The letter was signed by all the officers and sent to Shafter and meant for delivery to the Army Headquarters in Washington and a copy of the letter also sent to an Associated Press correspondent.

On finding the letter published, President William McKinley requested every possible effort to ascertain the name of the person responsible for its publication. But later fearing public ire, the men of the Fifth Corps were hastily recalled to Long Island, New York.

When compared to the current situation, Crozier had written in his letter that 4,800 crew members of the ship were facing the danger of contracting coronavirus. Reports had claimed that hundreds of the crew members had already tested positive for coronavirus.

Reacting to the desperate plea, Defence Secretary Mark Esper had said that there was no chance of evacuating the ship. The plight of the ship was similar to civilian cruise ships that are facing the ill-effects of Covid-19 spread. Supplies and medical assistance were being provided at the Roosevelt. Additional medical personnel are also being provided as they need it, he had said.

Crozier's letter had stated: "We are not at war.

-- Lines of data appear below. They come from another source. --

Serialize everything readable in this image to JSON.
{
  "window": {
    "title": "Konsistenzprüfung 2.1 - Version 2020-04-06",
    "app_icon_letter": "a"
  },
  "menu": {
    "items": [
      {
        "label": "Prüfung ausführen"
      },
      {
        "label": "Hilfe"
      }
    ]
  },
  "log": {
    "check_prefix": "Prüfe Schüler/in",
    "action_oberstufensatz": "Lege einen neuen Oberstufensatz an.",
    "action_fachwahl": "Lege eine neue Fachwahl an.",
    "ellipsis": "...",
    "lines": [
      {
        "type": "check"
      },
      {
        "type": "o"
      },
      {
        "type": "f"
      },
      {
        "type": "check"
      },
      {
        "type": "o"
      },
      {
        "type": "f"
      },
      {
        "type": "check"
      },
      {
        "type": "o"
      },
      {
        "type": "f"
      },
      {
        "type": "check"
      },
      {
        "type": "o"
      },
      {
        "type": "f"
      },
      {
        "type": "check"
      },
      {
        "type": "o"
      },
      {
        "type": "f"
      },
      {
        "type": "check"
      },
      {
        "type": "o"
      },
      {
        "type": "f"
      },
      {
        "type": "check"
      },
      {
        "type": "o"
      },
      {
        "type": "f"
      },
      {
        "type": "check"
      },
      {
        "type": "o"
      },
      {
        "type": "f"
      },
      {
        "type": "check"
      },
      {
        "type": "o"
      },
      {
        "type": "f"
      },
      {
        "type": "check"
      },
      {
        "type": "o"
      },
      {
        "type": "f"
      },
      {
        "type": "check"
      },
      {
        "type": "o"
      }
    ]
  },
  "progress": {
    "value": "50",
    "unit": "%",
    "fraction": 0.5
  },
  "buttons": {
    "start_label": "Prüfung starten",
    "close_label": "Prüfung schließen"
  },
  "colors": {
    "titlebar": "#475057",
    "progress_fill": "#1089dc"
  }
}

Sailors do not need to die. The spread of the disease is ongoing and accelerating. There is space constraint and social distancing cannot be practised putting the life of thousands of crew in danger. It may seem like an extraordinary measure, but it is a necessary risk."

Thus he requested that crew to be quarantined at Guam, where the ship was docked. He had also referred to the conditions people had to suffer in the Diamond Princess ship that has taken 11 lives so far and more than 716 have been confirmed to have tested positive for coronavirus.

Crozier's letter was emailed and was sent through non-secure, unclassified channels. It was directed to at least to 30 people including his immediate chain of command, and the letter was somehow leaked to the press.

In the current case, where Captain Crozier remains fired from his post, he received thunderous farewell from the sailors of Theodore Roosevelt, who chanted his name and said his actions will be remembered in the days to come.